Creating Your Own DSL
The default DSL is designed to be extended (i.e. modified) by you, and third-party gems. If you want a DSL that isn't affected by external factors, you can create one yourself.
Create a new class, and include RSchema::DSL
if you want have all the
standard DSL methods that come built-in to RSchema. You can define your own
custom methods on this class.
class MyCustomDSL
include RSchema::DSL # this is optional
def palendrome
pipeline(
_String,
predicate { |s| s == s.reverse },
)
end
end
Then pass an instance of your DSL class into RSchema.define
:
dsl = MyCustomDSL.new
schema = RSchema.define(dsl) { palendrome }
schema.valid?('racecar') #=> true
Coercion
Coercers convert invalid data into valid data where possible, according to a schema.
Take HTTP params as an example. Web forms often contain database IDs, which
are integers, but are submitted as strings by the browser. Param hash keys
are often expected to be Symbol
s, but are also strings. RSchema can
automatically convert these strings into the appropriate type, based on a
schema.
# Input keys and values are all strings
input_params = {
'whatever_id' => '5',
'amount' => '123.45',
}
# The schema expects symbol keys, an integer value, and a float value
schema = RSchema.define_hash {{
whatever_id: _Integer,
amount: _Float,
}}
# A coercer is created by wrapping the schema
coercer = RSchema::CoercionWrapper::RACK_PARAMS.wrap(schema)
# Use the coercer like a normal schema object
result = coercer.validate(input_params)
# The result object contains the coerced value
result.valid? #=> true
result.value #=> { :whatever_id => 5, :amount => 123.45 }
Custom Coercion
Coercion is designed to be totally extensible. You'll have to take my word for it, because there isn't much documentation at the moment.
See lib/rschema/coercion_wrapper/rack_params.rb
for an example of how to
make a coercion wrapper.
See all the classes in lib/rschema/coercers/
for examples of how to make
individual coercers.
If you have any problems or questions about implementing custom coercion, feel free to contact me (Tom Dalling).
Implementing Your Own Schema Types
Schemas are objects that conform to a certain interface (i.e. a duck type).

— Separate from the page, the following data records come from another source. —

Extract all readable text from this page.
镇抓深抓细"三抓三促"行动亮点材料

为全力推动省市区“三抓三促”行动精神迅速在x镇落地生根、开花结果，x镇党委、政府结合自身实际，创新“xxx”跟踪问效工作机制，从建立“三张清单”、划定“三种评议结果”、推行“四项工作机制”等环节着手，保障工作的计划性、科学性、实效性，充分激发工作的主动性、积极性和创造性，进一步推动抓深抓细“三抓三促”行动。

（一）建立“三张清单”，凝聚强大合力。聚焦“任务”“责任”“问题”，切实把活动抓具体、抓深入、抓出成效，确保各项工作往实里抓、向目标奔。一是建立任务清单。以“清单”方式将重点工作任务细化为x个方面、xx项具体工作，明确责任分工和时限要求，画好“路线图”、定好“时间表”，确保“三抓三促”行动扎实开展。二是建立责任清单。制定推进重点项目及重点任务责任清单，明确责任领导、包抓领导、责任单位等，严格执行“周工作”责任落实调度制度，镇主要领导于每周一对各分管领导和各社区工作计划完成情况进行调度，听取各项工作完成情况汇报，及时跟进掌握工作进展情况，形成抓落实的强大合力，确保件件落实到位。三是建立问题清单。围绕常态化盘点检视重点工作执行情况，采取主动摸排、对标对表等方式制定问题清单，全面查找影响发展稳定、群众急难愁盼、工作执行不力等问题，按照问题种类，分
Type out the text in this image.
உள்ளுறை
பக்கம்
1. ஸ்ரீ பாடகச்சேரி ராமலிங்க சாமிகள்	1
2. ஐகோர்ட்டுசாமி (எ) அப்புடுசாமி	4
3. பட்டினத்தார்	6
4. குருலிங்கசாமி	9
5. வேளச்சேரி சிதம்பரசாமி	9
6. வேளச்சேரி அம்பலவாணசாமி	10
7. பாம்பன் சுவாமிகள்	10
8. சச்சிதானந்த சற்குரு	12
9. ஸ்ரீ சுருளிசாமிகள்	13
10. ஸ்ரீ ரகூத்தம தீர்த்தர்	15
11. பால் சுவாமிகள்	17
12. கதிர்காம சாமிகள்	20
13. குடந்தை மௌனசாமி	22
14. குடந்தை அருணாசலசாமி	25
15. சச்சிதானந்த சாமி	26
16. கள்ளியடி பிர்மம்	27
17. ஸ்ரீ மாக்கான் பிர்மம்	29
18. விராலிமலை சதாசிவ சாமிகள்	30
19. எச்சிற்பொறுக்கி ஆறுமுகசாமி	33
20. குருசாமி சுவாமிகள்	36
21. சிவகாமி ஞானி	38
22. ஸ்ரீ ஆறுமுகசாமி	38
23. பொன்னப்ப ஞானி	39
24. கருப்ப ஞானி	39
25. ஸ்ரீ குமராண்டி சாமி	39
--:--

To create your own schema types, you just need to implement this interface.
The interface consists of two methods: call
and with_wrapped_subschemas
.
The call
method is the interface for validating values.
The with_wrapped_subschemas
is necessary for coercion to work.
If you have any problems or questions regarding this schema interface, feel
free to contact me (Tom Dalling).
Below is a custom schema for pairs – arrays with two elements of the same type.
This is already possible using existing schemas (e.g. array(_String, _String)
),
and is only shown here for the purpose of demonstration.
class PairSchema
def initialize(subschema)
@subschema = subschema
end
#
# This method is mandatory.
#
# `pair` is the value to validate.
# `options` is an `RSchema::Options` object.
# This method must return a `RSchema::Result` object
#
def call(pair, options)
return not_an_array_failure(pair) unless pair.is_a?(Array)
return not_a_pair_failure(pair) unless pair.size == 2
# pass both array elements to `@subschema.call`
subresults = pair.map { |x| @subschema.call(x, options) }
# check if both elements are valid according to @subschema
if subresults.all?(&:valid?)
RSchema::Result.success(subresults.map(&:value))
else
RSchema::Result.failure(subschema_error(subresults))
end
end
#
# This method is necessary for coercion to work
#
def with_wrapped_subschemas(wrapper)
PairSchema.new(wrapper.wrap(@subschema))
end
private
def not_an_array_failure(pair)
RSchema::Result.failure(
RSchema::Error.new(
symbolic_name: :not_an_array,
schema: self,
value: pair,
)
)
end
def not_a_pair_failure(pair)
RSchema::Result.failure(
RSchema::Error.new(
symbolic_name: :not_a_pair,
schema: self,
value: pair,
)
)
end
#
# Returns a hash of index => error
#
def subschema_error(subresults)
subresults
.each_with_index
.select { |(result, idx)| result.invalid? }
.map { |(result, idx)| [idx, result.error] }
.to_h
end
end
Add your new schema class to the default DSL:
module PairSchemaDSL
def pair(subschema)
PairSchema.new(subschema)
end
end
RSchema::DefaultDSL.include(PairSchemaDSL)
Then your schema is accessible from RSchema.define
:
gps_coordinate_schema = RSchema.define { pair(_Float) }
gps_coordinate_schema.valid?([1.2, 3.4]) #=> true
Coercion should work, as long as #with_wrapped_subschemas
was implemented
correctly.
coercer = RSchema::CoercionWrapper::RACK_PARAMS.wrap(gps_coordinate_schema)
result = coercer.validate(["1", "2"])
result.valid? #=> true
result.value #=> [1.0, 2.0]